Nonlinear dynamics and gust response of a two-dimensional wing

In this paper, aeroelastic equations for a two-dimensional wing encountering a wind gust are presented and solved numerically. The indicial aerodynamic theory based on Wagner's function is adopted to obtain aerodynamic forces and moments acting on the wing in the time domain. The dynamics of the wing is approximated via two degrees-of-freedom, i.e. pitch and plunge. The structural stiffness is modeled by a linear translational and a nonlinear torsional spring. Two different types of stiffness nonlinearities are examined: (i) flat spot or dead zone to model free-play, and (ii) hysteresis. For given system parameters, bifurcation diagrams are presented, and time-history, power-spectral density, phase-plane and Poincare diagrams are shown at different flow velocities.

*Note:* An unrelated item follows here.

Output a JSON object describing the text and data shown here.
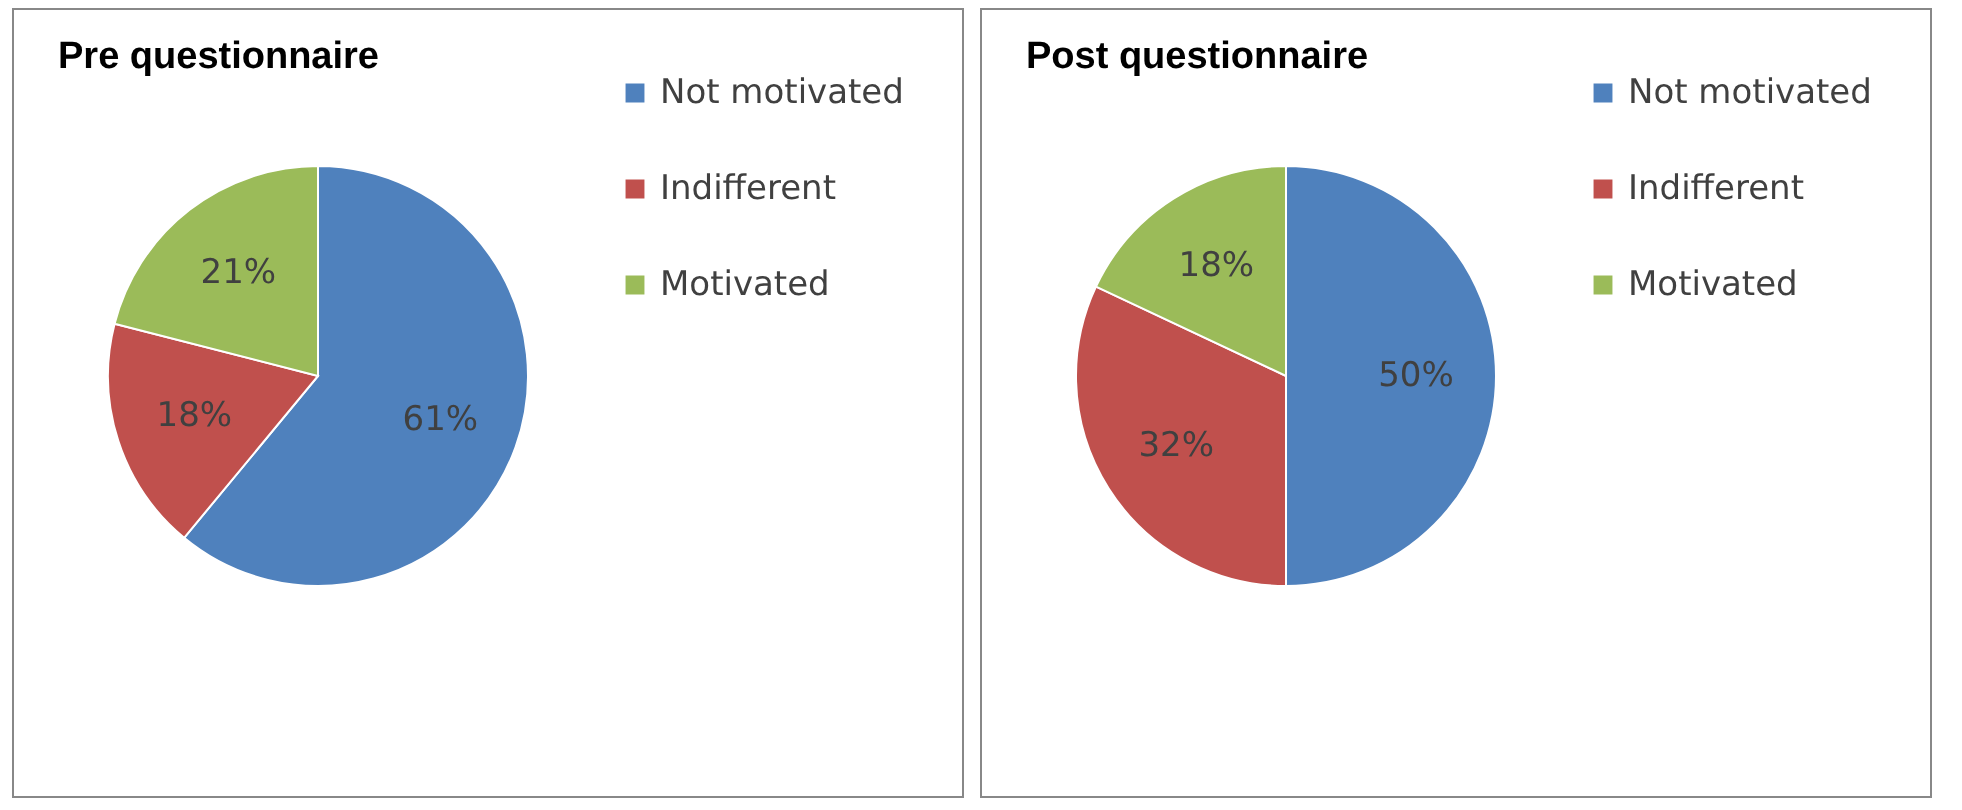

We show that the dynamics of the system with the free-play nonlinearity may be very complex with the possibility of the occurrence of chaos through period-doubling bifurcations. In contrast, the dynamics with the hysteresis nonlinearity is found to be rather simple, where a Hopf bifurcation is the only bifurcation observed. The response of the nonlinear system to sharp-edged and 1-cosine gust profiles are also obtained at different flow velocities and compared to the time response of the system with no gust input. It was found that the gust input may cause the nonlinear system to get attracted to a periodic orbit in the subcritical flow regime. In addition, basin of attraction is obtained for various amplitudes of the sharp-edged gust. It is discussed that as the gust becomes stronger, the likelihood of the occurrence of limit-cycle oscillation increases while the stable points become less dispersed inside the stability map and form a finite region confined to large values of initial conditions.